SoftBank has officially posted an operating loss of ¥1.36 trillion for the fiscal year ended March 31, marking its first annual loss in 15 years.
It also reported net income collapsed to a loss of more than ¥961 billion, down from the ¥1.4 trillion net profit recorded the year prior.
This is despite net sales increasing by 1.5% compared to the year prior to ¥6.2 trillion. Taxwise, SoftBank paid almost ¥798 billion in taxes for the fiscal year.
At SoftBank's full-year earnings presentation, CEO and chairman Masayoshi Son opened with allusions to the Great Depression when discussing the conglomerate's poor performance.
"Back in 1929, the Great Depression caused stock prices to go down one-tenth. The Dow Jones Industrial average took 25 years to recover. It was a big damage to the world and this time the novel coronavirus, I would say, has caused a similar impact worldwide," Son said.
In the three months to March alone, the SoftBank Vision Fund posted a ¥1 trillion loss, which the company attributed to the coronavirus pandemic. It also lost ¥720.8 billion from loan commitments and financial guarantees made to WeWork.

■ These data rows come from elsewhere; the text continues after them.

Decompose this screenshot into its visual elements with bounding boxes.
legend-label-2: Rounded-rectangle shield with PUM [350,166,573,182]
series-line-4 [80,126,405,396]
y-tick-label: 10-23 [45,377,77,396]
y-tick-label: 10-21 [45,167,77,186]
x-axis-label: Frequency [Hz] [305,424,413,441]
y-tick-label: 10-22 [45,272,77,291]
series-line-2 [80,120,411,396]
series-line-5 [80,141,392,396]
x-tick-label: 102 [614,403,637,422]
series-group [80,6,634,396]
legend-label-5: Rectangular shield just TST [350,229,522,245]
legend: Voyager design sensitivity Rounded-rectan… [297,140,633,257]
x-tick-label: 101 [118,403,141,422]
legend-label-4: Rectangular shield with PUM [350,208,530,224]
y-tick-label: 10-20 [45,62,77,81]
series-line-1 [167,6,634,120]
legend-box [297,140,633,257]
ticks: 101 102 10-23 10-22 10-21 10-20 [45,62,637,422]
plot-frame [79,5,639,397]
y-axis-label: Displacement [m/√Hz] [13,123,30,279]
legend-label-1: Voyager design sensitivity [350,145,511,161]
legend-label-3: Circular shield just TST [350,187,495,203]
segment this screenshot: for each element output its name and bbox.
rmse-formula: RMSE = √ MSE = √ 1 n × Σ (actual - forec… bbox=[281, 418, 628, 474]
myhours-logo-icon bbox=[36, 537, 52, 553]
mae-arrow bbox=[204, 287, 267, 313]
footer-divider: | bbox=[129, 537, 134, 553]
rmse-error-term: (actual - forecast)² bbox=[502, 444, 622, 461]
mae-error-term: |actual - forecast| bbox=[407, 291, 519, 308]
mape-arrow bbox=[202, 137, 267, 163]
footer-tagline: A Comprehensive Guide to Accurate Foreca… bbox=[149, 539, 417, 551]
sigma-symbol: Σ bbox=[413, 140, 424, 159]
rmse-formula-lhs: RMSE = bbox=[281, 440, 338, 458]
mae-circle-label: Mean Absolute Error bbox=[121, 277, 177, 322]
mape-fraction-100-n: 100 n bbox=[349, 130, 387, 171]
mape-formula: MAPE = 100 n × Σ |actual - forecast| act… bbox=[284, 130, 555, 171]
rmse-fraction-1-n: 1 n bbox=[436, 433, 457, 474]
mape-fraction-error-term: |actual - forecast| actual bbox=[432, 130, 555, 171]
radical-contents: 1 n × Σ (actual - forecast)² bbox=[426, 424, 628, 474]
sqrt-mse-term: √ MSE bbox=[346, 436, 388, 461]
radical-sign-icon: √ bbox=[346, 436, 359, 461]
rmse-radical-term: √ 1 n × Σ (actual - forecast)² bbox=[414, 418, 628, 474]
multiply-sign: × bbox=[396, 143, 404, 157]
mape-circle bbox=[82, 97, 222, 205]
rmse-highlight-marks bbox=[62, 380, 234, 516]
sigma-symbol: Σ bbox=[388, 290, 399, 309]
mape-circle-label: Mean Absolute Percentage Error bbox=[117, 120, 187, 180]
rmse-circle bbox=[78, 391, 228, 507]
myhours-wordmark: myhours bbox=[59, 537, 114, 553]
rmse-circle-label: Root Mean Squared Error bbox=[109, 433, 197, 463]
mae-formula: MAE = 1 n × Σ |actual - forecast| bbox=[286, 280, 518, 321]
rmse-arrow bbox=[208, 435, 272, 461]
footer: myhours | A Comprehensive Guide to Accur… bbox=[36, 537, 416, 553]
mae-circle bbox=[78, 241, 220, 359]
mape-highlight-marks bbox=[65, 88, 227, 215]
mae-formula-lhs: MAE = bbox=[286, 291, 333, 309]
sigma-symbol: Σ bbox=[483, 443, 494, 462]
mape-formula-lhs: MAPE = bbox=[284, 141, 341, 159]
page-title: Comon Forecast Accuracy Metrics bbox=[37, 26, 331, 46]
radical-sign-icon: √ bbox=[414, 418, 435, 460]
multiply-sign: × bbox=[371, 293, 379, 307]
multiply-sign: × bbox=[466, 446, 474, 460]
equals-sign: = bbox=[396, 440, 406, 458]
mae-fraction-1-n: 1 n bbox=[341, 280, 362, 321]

For the full year, the Vision Fund experienced a ¥1.93 trillion loss. Compared to the year prior, the fund posted a ¥1.26 trillion profit.
The Vision Fund's consumer investments, real estate investments, and transportation and logistics investments -- which include Uber, Didi Chuxing, and Grab -- were hit particularly hard. The fair value of these three segments fell by $3.3 billion, $3.3 billion, and $2.8 billion in the three months to March, respectively.
Due to these underperforming investments, the Vision Fund's value dropped by $17.2 billion year on year.
"The stagnation in economic activity, restrictions on social outings, and stock market disruptions in various countries due to the outbreak of COVID-19, have had, and are expected to continue to have, a significant impact on the business activities and fair value measurement of the portfolio companies of SoftBank Vision Fund," SoftBank said.
With the SoftBank Vision Fund underperforming, Son said the development of Vision Fund 2 has been stalled due to lack of funding.
"The performance of SoftBank Vision Fund 1 is not that great, therefore we decided to invest our own money. As the performance is not very good, of course, the money for SoftBank Vision Fund 2 cannot be asked from other people. It's not popular right now," Son said.
SoftBank's Arm business also suffered as a result of the coronavirus pandemic. For the full year, Arm's net sales increased by 2% to ¥206 billion but it still posted a ¥42 billion net loss.
Technology licensing chipped in $582 million for net sales, technology royalties provided $1,08 billion, while software and services provided $235 million, respectively. Arm also signed 34 processor licences in the fourth quarter, including six licences for technologies that Arm has not yet announced.
It noted that despite improvements to its net sales and continued growth, the company remained vulnerable to the US-China trade dispute, sanctions against Huawei, and impacts from the outbreak of COVID-19.
"In the light of the COVID19 outbreak, the shipment of consumer electronic devices may decrease, leading to lower technology royalty revenue, and semiconductor companies that face reduced revenues may delay licensing decisions," SoftBank said in its results.
Meanwhile, SoftBank's telecommunication businesses remained steady, having reported last week that it posted net income of just over ¥506 billion for the fiscal year, a slight increase of 2.5% year on year.
Speaking to the impact of the merger between Sprint and T-Mobile that was finalised in April, Son said during the earnings presentation that SoftBank now has a nearly $30 billion stake in the new T-Mobile. When asked during the earnings presentation whether SoftBank would sell its stake in T-Mobile, Son said the company would consider various financing options before making a decision.
Prior to the release of SoftBank's results, the company announced that Jack Ma, co-founder and former chairman of Alibaba, resigned from its board.
In a separate announcement [PDF] on the same day, SoftBank said it would also spend ¥500 billion to repurchase its own shares as part of its ¥4.5 trillion ($41 billion) debt reduction scheme that was announced in March. At the time, SoftBank said it would already buy back up to ¥2 trillion worth of shares, in addition to a ¥500 billion share buyback it had announced earlier that month.
With the COVID-19 outbreak still ongoing, SoftBank founder and CEO Son also said last month that he expected 15 companies in the Vision Fund to go bankrupt as the company tightens its financial belt.